Agents Of Change


These are truly important people who remain unknown, but they are not a representative cross section of anything, and they are not players in great well-known historical movements like civil rights or feminism. Nor are they any kind of top ten. But they are a core section into a neglected stratum of the record, a layer of history where quiet people quietly change our lives in ways that affect us through and through, every day.


Malcom McLean engineered one of the two or three vital shifts in transportation in the last century. More than GATT or the 747, his development of containerized shipping changed world trade. It has been compared to the transition from sail to steam. It reduced shipping times from the United States to Europe by some four weeks, cutting loading and unloading at the docks from days to hours and enabling a vessel to carry four to five times as much freight as before. Workers no longer dreaded descending into ship holds, and cargoes rode in the far greater security of sealed containers.

Containerization, though, can best be viewed as a kind of technical Northwest Passage or Suez Canal, changing not only economics but geopolitics by connecting land and sea transport more profoundly than canals connect bodies of water. As “intermodality”—linkage between modes of transportation—became a favorite word not only of the freight industry but of executives and politicians who understood that clichés about the global economy could only be made tangible at docksides and on tarmacs, McLean proved himself a kind of Cortés and de Lesseps in one, a mental explorer and engineer.

Born in 1914 in rural Maxton, North Carolina, McLean bought his first truck in 1931. Six years later he found himself cooling his heels while his truck’s contents were loaded onto a ship in Hoboken, New Jersey. It occurred to him, he would later recall, that there must be some way simply to lift the trailer right onto the vessel and save enormous time and labor.

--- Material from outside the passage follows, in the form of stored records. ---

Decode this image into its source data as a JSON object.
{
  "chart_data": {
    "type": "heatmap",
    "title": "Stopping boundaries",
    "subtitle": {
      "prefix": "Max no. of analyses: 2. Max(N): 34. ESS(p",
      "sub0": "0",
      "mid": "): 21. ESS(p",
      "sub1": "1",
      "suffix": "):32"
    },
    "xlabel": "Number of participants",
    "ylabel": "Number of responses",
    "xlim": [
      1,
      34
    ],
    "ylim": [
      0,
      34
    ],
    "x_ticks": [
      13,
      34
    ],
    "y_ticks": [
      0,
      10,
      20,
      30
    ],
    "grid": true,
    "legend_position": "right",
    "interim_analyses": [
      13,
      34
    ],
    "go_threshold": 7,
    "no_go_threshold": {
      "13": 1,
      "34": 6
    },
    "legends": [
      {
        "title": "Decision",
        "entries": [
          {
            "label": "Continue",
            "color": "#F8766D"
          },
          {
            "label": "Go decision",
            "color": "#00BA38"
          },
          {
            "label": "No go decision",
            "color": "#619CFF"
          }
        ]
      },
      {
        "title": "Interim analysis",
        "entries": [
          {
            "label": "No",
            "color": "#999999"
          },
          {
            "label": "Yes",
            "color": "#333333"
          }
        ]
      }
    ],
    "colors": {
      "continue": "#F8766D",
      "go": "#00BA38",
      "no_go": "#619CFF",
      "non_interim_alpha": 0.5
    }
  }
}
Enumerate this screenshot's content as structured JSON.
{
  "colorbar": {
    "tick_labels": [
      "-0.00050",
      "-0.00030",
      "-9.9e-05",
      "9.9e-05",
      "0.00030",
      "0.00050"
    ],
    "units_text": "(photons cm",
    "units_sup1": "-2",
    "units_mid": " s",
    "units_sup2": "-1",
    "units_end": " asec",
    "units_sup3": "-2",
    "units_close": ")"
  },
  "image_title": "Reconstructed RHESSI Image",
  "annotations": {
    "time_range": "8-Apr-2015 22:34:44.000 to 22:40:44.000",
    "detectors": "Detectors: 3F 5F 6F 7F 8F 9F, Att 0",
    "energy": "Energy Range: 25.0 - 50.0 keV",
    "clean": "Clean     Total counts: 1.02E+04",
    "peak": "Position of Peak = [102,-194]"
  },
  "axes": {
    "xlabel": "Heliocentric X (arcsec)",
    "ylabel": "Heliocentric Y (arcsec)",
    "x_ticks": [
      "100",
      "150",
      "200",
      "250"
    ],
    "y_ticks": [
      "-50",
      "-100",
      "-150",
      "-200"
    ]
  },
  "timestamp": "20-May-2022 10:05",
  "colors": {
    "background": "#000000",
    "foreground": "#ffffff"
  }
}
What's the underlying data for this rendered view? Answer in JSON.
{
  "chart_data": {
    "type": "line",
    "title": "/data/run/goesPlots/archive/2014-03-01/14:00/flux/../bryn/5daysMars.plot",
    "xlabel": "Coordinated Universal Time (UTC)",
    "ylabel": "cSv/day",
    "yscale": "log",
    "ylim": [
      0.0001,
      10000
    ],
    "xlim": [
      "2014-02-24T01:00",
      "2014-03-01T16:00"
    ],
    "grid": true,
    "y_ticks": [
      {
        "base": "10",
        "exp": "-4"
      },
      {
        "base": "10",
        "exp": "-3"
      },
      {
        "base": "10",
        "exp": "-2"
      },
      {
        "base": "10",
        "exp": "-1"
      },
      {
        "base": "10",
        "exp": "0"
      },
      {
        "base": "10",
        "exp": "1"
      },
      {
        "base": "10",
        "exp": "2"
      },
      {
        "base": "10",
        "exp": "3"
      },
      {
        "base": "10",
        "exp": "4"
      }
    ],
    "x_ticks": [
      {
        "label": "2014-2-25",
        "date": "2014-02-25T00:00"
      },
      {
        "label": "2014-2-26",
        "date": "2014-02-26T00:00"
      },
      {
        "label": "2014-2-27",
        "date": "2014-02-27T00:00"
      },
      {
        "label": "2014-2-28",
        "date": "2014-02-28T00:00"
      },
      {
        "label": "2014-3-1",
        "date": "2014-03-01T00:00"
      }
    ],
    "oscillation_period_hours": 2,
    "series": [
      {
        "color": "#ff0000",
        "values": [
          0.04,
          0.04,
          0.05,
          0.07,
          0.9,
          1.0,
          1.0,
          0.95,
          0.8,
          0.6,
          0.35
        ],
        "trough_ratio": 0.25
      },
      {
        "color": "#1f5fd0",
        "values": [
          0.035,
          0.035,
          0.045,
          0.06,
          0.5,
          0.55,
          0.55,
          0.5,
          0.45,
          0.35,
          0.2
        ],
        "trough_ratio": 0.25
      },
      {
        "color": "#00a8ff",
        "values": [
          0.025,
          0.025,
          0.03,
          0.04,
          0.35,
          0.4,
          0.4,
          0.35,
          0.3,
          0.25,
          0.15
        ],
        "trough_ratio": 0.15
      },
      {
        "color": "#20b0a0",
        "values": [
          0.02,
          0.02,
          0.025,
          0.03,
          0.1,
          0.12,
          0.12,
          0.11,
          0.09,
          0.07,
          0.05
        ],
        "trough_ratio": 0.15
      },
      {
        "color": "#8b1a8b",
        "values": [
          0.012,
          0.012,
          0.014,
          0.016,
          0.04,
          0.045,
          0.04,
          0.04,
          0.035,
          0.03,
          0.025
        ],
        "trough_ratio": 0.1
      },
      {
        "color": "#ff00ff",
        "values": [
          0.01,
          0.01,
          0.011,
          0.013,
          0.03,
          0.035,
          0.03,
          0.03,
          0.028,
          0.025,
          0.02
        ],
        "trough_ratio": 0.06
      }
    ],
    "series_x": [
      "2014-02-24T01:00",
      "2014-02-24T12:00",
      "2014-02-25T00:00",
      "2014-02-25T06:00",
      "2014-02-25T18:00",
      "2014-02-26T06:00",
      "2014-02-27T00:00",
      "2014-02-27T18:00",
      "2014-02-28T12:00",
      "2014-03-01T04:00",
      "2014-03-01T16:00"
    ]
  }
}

The idea stayed with him over two decades as that single truck multiplied to several, tens, and then hundreds. After he had built McLean Trucking into one of the nation’s largest freight fleets, he had the resources to return to his idea, designing containers and a specially fitted ship. On April 26, 1956, the first of his container ships, the Ideal X , left Port Newark a few miles from the Hoboken pierside where McLean had had his brainstorm.

It would take a full decade of battles against entrenched shipping firms, railroads, and unions before McLean went international, dispatching a container ship to Rotterdam in 1966. Soon the lower shipping costs produced by containerization made it possible for Americans to eat apples from New Zealand, record on Japanese VCRs, wear Hong Kong-produced jeans, and drink French Perrier water. Today, if you use it, eat it, or wear it, it probably reached you via a shipping container.

Containerization changed the landscape as well. You can see the revolution McLean wrought from the air above New York Harbor. To the east the crumbling piers of Brooklyn and Manhattan signal the old way of doing business. In the early 1950s the city had extensively redeveloped Brooklyn’s Furman Street piers, the setting for On the Waterfront . But immediately afterward McLean’s containerized shipping arrived, and the investment in the old break-bulk system was obsolete. On the western side of New York Harbor, by contrast, you see the flourishing ports of Elizabeth and Newark, New Jersey. There great stacks of containers sit straddled by the gantry cranes that pile them. Black tracks of rails and asphalt run toward them like furrows of earth. Any number of older cities have been so altered.

In 1969 McLean sold his containership company, Sea-Land, to R. J. Reynolds, which in turn sold it to CSX. The industry he had established would soon be dominated by huge Asian firms. The ships grew larger and larger—stacked so high with containers they seemed ready to capsize—and the system grew more and more sophisticated.

The cargo that once arrived in boxes, bales, barrels, and bags now comes in blank containers, with no indication to the human eye of their contents, but only a product code that machines can scan and computers trace. The system of that tracking has become so exact that a two-week journey can be timed for arrival within fifteen minutes. That fact has helped make possible another fundamental change in the world economy: global “just-in-time” manufacturing, in which, for instance, automobile engines from Japan arrive at the Toyota plant in Georgetown, Kentucky, still sealed in their containers, less than an hour before they are placed beneath the hoods of cars.



Highway 61, the legendary blacktop road celebrated in blues lyrics, was the highway of freedom from the Mississippi Delta. And its northern conclusion, at least spiritually, was Maxwell Street, the jostling marketplace that was Chicago’s equivalent of New York’s Lower East Side. There the sons of sharecroppers mingled with the sons of kulaks. Maxwell Street was the eventual destination of two boys, Leonard and Phil Chez, who arrived at Ellis Island from a village near Pinsk, Poland, on Columbus Day 1928 and traded their last name for Chess.